A new investigation by The Atlantic has exposed the massive scale of music being used to train generative AI systems, raising fresh concerns about copyright, consent, and compensation in the entertainment industry.
The report, led by journalist Alex Reisner, identified four large datasets containing approximately 21.2 million music tracks. These collections are being used to train AI models capable of generating new songs that imitate human-created music. The largest dataset alone reportedly includes around 12 million tracks, while another holds roughly 9 million.
Searchable records within these datasets show that music from some of the world’s biggest artists was included. This includes Taylor Swift, Bad Bunny, Billie Eilish, and even legendary rock band Nirvana. In many cases, the music appears to have been scraped and used without direct permission from the rights holders.
The findings give artists and record labels a rare opportunity to trace how their work may have been used in AI training. They also provide concrete evidence in an ongoing legal and ethical battle over how artificial intelligence companies source their training data.
At the center of the debate is whether this kind of large-scale data use counts as “fair use” or whether it amounts to copyright infringement. AI companies often argue that training models on existing music is transformative, meaning it creates something new rather than copying original works. However, critics argue that the outputs of these systems can closely mimic real artists’ styles, raising concerns about originality and ownership.
The investigation comes at a time when the music industry is already taking legal action. Major record labels, including Universal Music Group and Sony Music Entertainment, are currently suing AI music platform Suno over alleged large-scale copyright violations.

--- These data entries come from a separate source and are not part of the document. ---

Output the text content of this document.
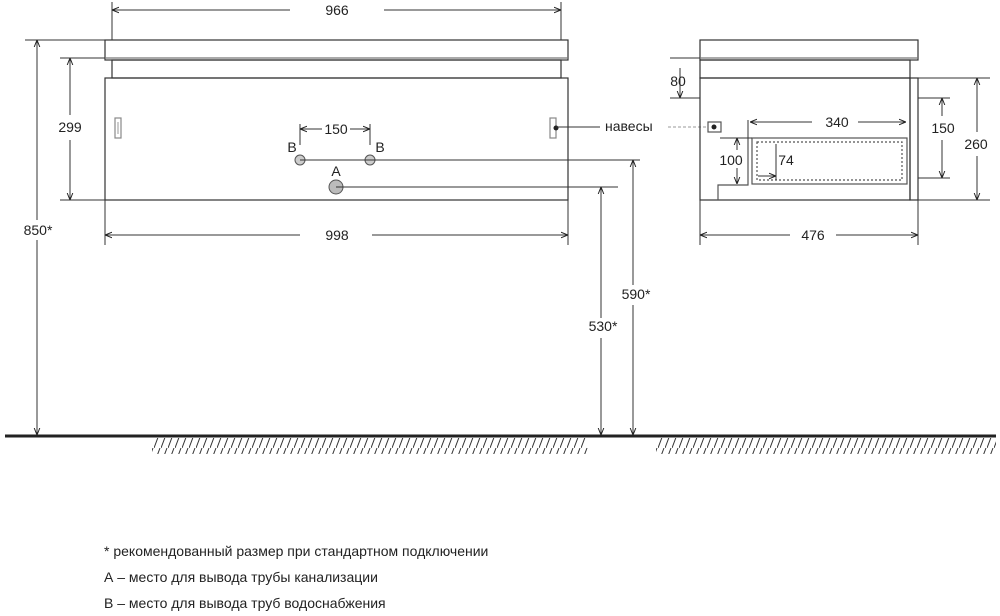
966
998
299
850*
150
B	B
A
навесы
590*
530*
80
476
340	150
260
100	74
* рекомендованный размер при стандартном подключении
А – место для вывода трубы канализации
В – место для вывода труб водоснабжения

In court filings, labels have accused AI developers of using massive libraries of copyrighted music to train their systems without proper licensing. In response, companies like Suno have argued that their models are trained on data in ways that comply with existing legal frameworks, though they have also acknowledged exposure to large volumes of recorded music during development.
Streaming platforms are also feeling the effects of this shift. Services like Spotify and Deezer have reported a growing flood of AI-generated content, with some platforms saying a significant portion of new uploads are now artificially created tracks rather than human-made music.
The legal implications are now being tested in courtrooms, where judges must decide whether training AI on copyrighted music is a form of innovation or infringement. Previous cases in the tech industry, including disputes involving other AI companies, have shown how complex and unsettled this area of law remains.
For artists, the findings mark a turning point. What was once hidden behind proprietary AI training systems is now becoming more visible, giving musicians and labels clearer insight into how their work may be shaping the future of machine-generated music.